Abstract

The present study investigated the mechanisms involved in decreased imipenem susceptibility in Klebsiella pneumoniae. Pulsed field gel electrophoresis was used for homology analysis, and a modified Hodge test was used to detect carbapenemase expression. An ethylenediaminetetraacetic acid (EDTA) synergy test was used to screen for metallo-β-lactamase. An E-test and a conjugation experiment were used to detect drug susceptibility, whereas specific polymerase chain reaction (PCR) amplification and sequencing, sodium dodecyl sulfate polyacrylamide gel electrophoresis (SDS-PAGE) and carbonyl cyanide-m-chlorophenylhydrazone (CCCP) inhibition tests were used to analyze mechanisms underlying the decrease in imipenem susceptibility in K. pneumoniae.

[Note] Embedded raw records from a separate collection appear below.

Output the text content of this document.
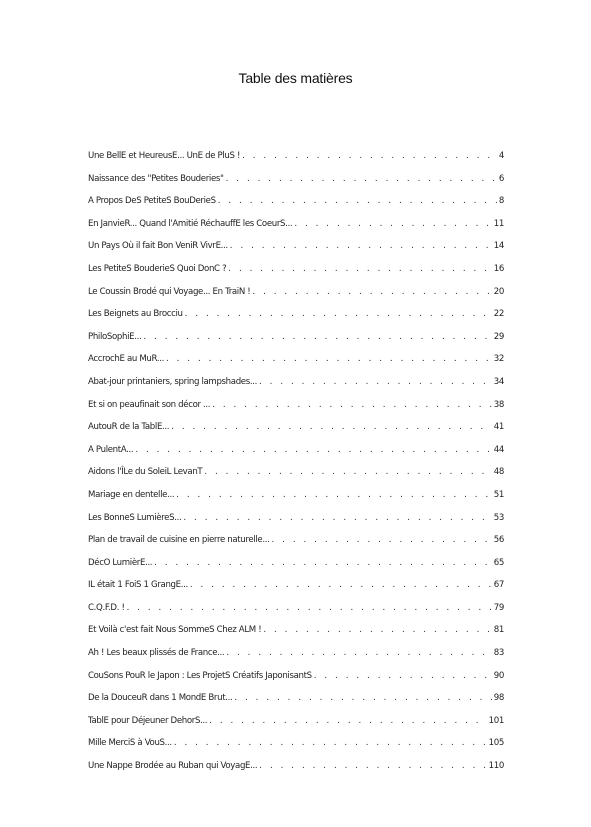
Table des matières
Une BellE et HeureusE... UnE de PluS ! . . .	4
Naissance des "Petites Bouderies" . . .	6
A Propos DeS PetiteS BouDerieS . . .	8
En JanvieR... Quand l'Amitié RéchauffE les CoeurS... . . .	11
Un Pays Où il fait Bon VeniR VivrE... . . .	14
Les PetiteS BouderieS Quoi DonC ? . . .	16
Le Coussin Brodé qui Voyage... En TraiN ! . . .	20
Les Beignets au Brocciu . . .	22
PhiloSophiE... . . .	29
AccrochE au MuR... . . .	32
Abat-jour printaniers, spring lampshades... . . .	34
Et si on peaufinait son décor ... . . .	38
AutouR de la TablE... . . .	41
A PulentA... . . .	44
Aidons l'ÎLe du SoleiL LevanT . . .	48
Mariage en dentelle... . . .	51
Les BonneS LumièreS... . . .	53
Plan de travail de cuisine en pierre naturelle... . . .	56
DécO LumièrE... . . .	65
IL était 1 FoiS 1 GrangE... . . .	67
C.Q.F.D. ! . . .	79
Et Voilà c'est fait Nous SommeS Chez ALM ! . . .	81
Ah ! Les beaux plissés de France... . . .	83
CouSons PouR le Japon : Les ProjetS Créatifs JaponisantS . . .	90
De la DouceuR dans 1 MondE Brut... . . .	98
TablE pour Déjeuner DehorS... . . .	101
Mille MerciS à VouS... . . .	105
Une Nappe Brodée au Ruban qui VoyagE... . . .	110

Kp1, Kp2, and Kp3 did not belong to the same clone strain and their minimum inhibitory concentrations for imipenem and meropenem were 32, 4, and 24 µg/ml and 4, 8, and 4 µg/ml, respectively. Kp1 and Kp3 were resistant to piperacillin/tazobactam, whereas Kp2 was not. Kp1, Kp2, and Kp3 were highly resistant to cephalosporins and aztreonam. Kp2 and Kp3 were resistant to gentamicin. All produced β-lactamase DHA-1, CTX-M-14, SHV-12, and KPC-2. Kp3 produced CMY-2 and cephalosporinase. Gene sequencing analysis and outer membrane porin SDS-PAGE showed that the Ompk36 gene of Kp1 and Kp3 was inserted by IS5 and IS903, which resulted in the loss of the outer membrane porin Ompk36. CCCP did not increase the sensitivity of Kp1, Kp2, and Kp3 to imipenem. Therefore, the loss of the outer membrane porin Ompk36 in β-lactamase KPC-2, DHA-1, CTX-M-14 and SHV-12 producing K. pneumoniae induces the development of high-level imipenem resistance.

Key words: Klebsiella pneumoniae, β-lactamase, imipenem, drug sensitivity, outer membrane porin.